In 2005, Mexicano 777 released "Pa' La Kalle 1972-The Beginning" ("To The Streets 1972-The Beginning"), which was released under the Universal Music Latino label. On this CD, he had collaborations with Ivy Queen (on a major hit named "Madre No Llores"-"Mother, Don't Cry").

In 2008, Mexicano 777 returned to the music charts in Puerto Rico with "Septimo Elemento" ("Seventh Element").

==2010s==
It was during 2010 that Mexicano 777 was initially diagnosed with throat and tongue cancer.

In 2011 after a successful throat and tongue cancer surgical operation. Mexicano 777 performed in Chile at the Teatro Caupolican sold out arena.

Mexicano 777 was diagnosed with throat and tongue cancer again in 2013.

Early in 2013, Mexicano 777's pregnant daughter, 21-year-old Edith Noemi Perales Aguirre, was found by her 16-year-old brother, murdered. Late in September 2013, two Fajardo residing brothers were arrested by police on suspicion of her murder as well as those of two local men.

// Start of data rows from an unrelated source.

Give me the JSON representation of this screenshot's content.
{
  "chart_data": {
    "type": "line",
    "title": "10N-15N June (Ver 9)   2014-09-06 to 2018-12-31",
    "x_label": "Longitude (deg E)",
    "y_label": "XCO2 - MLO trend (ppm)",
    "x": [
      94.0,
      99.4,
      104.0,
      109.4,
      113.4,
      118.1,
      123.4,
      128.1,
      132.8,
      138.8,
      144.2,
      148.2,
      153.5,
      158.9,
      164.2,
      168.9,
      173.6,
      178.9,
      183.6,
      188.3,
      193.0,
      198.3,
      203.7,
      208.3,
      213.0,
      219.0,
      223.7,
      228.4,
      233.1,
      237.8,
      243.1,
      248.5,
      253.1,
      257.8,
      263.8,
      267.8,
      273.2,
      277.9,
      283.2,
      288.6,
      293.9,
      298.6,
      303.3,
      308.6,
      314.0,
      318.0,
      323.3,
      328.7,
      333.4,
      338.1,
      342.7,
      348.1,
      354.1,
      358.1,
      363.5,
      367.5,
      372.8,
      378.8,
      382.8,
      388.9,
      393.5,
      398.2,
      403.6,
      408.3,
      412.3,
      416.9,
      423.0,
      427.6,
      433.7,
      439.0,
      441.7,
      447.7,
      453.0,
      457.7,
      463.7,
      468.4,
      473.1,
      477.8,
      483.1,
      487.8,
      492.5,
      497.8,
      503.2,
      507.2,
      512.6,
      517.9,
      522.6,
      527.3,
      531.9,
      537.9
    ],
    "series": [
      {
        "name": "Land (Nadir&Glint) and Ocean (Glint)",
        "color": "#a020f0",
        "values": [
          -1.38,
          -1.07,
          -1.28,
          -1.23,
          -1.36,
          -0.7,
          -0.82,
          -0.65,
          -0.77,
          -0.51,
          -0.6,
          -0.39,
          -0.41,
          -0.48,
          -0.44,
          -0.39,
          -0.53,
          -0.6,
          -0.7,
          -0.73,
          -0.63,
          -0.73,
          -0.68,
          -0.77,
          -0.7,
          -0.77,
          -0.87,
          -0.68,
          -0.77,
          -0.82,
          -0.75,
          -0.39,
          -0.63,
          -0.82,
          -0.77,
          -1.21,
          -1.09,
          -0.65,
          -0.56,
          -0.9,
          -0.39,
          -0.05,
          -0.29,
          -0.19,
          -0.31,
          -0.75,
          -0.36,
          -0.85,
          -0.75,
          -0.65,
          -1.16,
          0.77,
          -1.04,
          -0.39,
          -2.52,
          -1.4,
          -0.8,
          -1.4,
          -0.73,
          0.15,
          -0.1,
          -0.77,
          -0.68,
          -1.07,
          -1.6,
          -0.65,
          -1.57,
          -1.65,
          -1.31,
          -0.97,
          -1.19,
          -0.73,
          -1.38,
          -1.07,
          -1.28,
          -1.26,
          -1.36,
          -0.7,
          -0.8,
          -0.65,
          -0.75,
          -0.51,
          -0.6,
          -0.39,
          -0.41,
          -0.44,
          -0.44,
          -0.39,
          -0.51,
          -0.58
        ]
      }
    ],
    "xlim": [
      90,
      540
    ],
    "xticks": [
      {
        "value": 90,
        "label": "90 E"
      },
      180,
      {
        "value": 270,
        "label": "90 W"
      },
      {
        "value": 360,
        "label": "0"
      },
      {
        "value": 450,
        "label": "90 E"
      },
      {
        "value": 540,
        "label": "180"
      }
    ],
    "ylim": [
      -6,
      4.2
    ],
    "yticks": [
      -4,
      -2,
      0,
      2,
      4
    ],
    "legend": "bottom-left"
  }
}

Mexicano 777, who was at a Hogares Crea rehabilitation center in Arecibo at the time, vowed to avenge his daughter's death and escaped the rehab center on May 22, but he was caught soon after and was sentenced to three years in prison to be spent in Bayamon. Mexicano 777 had been at Hogares Crea after being sentenced to three years of probation, charged with domestic abuse.

==Death==
On June 1, 2015, Mexicano 777 was released after his sentence was reduced by one year so he could spend his final days with his family. He moved to his father's house in Manati, where he died from cancer on July 23. He was buried at Cementerio Viejo Municipal de Manatí in Manatí, Puerto Rico.